Chris Iosso is the General Editor of Unbound and Coordinator for the Advisory Committee on Social Witness Policy.
Response by Rev. John Odom, Presbyter for Community Life, Mid-Kentucky Presbytery.
Be careful when you talk about the mid councils! Unlike the national agencies, many (if not most) presbyteries have “gone over the financial cliff.” They have been forced to restructure, right-size, and begin to grapple and experiment with a changed world, church, and culture. Mid councils are asking fundamental questions of what it means to be church, what it means to be connectional, what it means to value educated congregational leaders, what it means to be a congregation, what is essential and what is not in order to be church. Also, mid councils are moving past the idea that congregational leaders (TEs and REs) are looking for more programming. They are not. They are looking for more connectionalism, relationship, networking, community, crowd sourcing of resources, and we are hampered by our own polity that will not allow presbyteries or synods to change their own boundaries but requires General Assembly or national action.

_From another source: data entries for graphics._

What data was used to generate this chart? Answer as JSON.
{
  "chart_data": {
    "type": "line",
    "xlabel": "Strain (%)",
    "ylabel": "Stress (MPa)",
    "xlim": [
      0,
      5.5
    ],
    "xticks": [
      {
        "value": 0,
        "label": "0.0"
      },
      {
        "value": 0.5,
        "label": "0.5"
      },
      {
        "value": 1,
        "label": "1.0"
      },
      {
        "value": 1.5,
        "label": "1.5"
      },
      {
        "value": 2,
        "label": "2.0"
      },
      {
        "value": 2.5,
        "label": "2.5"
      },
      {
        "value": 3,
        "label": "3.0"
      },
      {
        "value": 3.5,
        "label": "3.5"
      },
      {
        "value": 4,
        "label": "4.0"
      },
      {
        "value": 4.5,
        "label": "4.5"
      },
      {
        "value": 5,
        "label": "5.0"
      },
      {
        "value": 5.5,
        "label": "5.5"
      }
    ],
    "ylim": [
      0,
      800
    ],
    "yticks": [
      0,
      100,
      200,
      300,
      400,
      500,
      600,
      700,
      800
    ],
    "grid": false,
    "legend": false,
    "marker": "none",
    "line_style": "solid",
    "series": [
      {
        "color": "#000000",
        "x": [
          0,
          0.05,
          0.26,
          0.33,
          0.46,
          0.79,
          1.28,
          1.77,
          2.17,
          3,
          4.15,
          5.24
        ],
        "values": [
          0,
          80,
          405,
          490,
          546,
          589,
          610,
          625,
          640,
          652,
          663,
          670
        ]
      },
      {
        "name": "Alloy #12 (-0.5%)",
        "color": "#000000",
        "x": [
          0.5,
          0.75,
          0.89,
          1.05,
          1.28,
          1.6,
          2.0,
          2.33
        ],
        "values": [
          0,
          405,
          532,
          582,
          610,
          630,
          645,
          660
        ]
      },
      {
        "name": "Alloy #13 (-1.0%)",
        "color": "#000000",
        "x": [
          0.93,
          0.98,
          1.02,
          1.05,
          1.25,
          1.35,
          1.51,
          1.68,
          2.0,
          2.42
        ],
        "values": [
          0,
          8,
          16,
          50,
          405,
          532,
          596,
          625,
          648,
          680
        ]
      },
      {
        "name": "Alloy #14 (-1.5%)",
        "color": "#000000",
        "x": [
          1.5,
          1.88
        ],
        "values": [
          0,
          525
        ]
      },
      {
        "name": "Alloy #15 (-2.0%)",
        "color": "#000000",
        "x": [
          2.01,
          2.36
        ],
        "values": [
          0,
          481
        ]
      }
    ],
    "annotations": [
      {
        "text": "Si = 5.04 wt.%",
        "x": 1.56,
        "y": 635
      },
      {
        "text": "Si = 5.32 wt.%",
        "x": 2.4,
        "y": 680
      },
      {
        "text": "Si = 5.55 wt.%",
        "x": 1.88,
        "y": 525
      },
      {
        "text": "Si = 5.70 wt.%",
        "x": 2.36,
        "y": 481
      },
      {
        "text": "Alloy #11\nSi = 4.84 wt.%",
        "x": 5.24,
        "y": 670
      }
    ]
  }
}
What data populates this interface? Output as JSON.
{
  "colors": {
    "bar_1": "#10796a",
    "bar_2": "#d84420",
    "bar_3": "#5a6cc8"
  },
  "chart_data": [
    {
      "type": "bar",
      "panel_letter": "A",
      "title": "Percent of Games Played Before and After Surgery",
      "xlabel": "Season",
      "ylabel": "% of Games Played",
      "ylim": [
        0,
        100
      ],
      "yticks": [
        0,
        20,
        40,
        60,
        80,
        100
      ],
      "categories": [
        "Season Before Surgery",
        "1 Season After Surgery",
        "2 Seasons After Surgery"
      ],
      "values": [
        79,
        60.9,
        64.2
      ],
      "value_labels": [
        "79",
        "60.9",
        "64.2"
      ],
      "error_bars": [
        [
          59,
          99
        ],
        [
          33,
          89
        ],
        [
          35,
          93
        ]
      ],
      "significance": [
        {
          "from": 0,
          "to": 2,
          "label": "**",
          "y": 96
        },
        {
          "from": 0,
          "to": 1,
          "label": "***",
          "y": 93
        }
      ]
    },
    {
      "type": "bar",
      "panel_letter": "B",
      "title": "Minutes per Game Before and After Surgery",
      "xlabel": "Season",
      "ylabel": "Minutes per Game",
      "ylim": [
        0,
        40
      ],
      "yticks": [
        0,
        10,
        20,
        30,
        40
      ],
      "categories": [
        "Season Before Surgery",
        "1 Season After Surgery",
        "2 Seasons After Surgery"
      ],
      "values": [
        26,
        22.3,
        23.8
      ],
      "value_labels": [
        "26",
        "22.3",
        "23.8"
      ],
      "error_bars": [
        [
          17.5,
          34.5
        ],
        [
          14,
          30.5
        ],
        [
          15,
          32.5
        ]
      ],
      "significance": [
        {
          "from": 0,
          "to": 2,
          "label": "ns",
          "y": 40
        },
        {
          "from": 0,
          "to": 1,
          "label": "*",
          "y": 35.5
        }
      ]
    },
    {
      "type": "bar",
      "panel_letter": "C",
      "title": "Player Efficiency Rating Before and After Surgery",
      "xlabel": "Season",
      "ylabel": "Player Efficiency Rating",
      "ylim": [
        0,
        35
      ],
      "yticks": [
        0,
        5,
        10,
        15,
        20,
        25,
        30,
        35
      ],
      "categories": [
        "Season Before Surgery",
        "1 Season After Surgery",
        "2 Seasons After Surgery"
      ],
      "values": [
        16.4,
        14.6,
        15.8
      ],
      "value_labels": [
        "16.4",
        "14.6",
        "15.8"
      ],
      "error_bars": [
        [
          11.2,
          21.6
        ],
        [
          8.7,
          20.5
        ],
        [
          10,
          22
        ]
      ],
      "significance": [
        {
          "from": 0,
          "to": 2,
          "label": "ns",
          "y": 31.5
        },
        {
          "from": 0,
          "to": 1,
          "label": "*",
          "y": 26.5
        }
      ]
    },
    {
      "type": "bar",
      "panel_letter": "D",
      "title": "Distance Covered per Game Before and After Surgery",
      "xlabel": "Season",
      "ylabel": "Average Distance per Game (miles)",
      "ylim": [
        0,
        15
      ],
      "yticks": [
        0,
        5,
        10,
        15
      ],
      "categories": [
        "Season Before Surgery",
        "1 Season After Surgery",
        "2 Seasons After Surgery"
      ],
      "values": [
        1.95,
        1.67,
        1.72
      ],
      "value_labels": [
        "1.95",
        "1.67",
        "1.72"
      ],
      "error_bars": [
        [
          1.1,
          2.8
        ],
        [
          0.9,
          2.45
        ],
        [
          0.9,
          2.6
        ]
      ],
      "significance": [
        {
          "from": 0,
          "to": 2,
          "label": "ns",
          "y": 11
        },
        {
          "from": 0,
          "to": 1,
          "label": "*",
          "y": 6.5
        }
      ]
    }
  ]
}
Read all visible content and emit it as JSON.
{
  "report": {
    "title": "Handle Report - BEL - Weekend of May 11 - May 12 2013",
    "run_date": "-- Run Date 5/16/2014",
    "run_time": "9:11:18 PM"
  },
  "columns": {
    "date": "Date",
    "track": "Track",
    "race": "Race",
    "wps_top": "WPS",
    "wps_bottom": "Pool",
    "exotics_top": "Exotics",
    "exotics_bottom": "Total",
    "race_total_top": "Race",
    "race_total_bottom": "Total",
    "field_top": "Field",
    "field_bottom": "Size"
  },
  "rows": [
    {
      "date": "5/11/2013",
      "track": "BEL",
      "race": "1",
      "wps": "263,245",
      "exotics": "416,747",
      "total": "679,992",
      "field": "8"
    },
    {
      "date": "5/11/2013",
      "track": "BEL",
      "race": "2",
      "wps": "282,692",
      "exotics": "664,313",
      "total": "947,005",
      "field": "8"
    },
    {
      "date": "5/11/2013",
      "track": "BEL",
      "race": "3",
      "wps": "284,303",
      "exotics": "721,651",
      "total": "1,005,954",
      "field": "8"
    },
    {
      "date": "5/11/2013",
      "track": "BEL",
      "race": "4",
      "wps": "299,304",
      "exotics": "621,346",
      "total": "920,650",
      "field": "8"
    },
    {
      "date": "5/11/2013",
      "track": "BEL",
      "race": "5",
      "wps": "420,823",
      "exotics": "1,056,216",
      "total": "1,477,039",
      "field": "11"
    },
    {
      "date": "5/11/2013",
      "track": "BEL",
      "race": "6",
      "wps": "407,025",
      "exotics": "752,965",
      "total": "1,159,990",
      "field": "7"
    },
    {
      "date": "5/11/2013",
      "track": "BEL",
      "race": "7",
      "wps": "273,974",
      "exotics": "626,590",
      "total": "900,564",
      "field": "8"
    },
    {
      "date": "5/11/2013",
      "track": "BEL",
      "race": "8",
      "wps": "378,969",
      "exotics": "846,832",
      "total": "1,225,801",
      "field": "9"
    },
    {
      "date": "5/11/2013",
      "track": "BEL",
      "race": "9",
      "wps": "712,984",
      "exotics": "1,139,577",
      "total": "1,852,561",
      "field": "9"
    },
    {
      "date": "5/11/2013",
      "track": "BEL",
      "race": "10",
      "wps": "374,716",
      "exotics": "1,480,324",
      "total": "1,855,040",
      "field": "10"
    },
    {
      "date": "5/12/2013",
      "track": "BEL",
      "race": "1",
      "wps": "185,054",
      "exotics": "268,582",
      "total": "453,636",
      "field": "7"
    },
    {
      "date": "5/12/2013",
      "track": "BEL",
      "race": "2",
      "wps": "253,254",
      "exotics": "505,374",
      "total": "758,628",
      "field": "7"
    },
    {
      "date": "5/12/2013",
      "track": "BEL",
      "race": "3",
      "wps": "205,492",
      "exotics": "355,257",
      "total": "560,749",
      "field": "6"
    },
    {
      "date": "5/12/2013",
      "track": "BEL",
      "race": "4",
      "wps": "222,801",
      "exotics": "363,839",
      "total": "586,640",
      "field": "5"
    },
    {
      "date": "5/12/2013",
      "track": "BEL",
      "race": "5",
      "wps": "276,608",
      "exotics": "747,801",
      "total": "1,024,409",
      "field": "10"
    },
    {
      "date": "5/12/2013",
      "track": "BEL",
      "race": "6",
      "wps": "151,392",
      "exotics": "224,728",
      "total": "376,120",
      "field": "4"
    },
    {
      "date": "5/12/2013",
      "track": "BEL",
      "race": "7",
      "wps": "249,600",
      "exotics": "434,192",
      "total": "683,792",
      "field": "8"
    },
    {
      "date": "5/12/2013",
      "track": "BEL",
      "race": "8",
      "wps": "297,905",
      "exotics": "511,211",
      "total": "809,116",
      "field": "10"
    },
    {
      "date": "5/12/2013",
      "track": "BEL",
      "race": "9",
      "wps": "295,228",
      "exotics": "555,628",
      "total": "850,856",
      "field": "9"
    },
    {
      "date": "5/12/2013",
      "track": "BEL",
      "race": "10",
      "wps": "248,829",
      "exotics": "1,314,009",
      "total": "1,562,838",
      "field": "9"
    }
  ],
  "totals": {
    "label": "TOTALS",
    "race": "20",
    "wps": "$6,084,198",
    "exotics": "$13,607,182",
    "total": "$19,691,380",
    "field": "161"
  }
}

I would also add, in light of Louisville Presbyterian Theological Seminary (LPTS)’s recent listing of roughly half of their property for sale, what about moving LPTS into the Presbyterian Center? This would certainly reduce our Presbyterian carbon footprint. (LPTS often refers to itself as Louisville Seminary and reaches out ecumenically, including to students from historic black denominations. In any event, like most PCUSA seminaries, LPTS is educating a majority of non-PCUSA students.)
Of course, another radical idea would be to dismantle the Center entirely and to lodge various agencies and ministries around the country, moving them into PCUSA seminaries or synod or presbytery offices, camps or conference centers. In a networked era of working remotely, and 24/7 connectivity, are there really any benefits to having one centralized corporate headquarters? Many synod and presbyteries are now virtual. Would CPJ (Compassion, Peace, & Justice) work best in New York or Washington, DC? TFE (Theology, Formation, & Evangelism) at Austin Seminary? World Mission in Chicago at McCormick, or even Fourth Presbyterian? and REWIM (Racial Equity and Women’s Intercultural Ministries) in Charlotte at Johnson C. Smith University? OGA (Office of the General Assembly) in Louisville at LPTS?
The point is that there has been very little out-of-the-box thinking about adaptive changes for the PCUSA, and a whole lot of energy placed on technical fixes.You claim that the Reformed identity is more theological than organizational, and yet you favor closer relations even beyond our “full communion” partners. I would argue that the only thing truly distinctive about the Presbyterian Church (U.S.A.) is our presbyterian polity. That is the one thing that Presbyterians almost universally accept and agree upon. We certainly do not share the same theology, piety, liturgy, or ethical teachings. We do agree that we are the disciples of Jesus Christ who are governed by elders in graduated councils of the church, and yet, polity is not an essential of faith. Here is where my pietistic self kicks in and wants us to circle our institutional wagons around our unique Reformed way of understanding that Jesus is Lord. But if there no longer exists a sufficiently unique charism for Reformed Christianity, then by all means let us “become one” even as Jesus prayed.
John Odom is the Presbyter for Community Life at Mid-Kentucky Presbytery.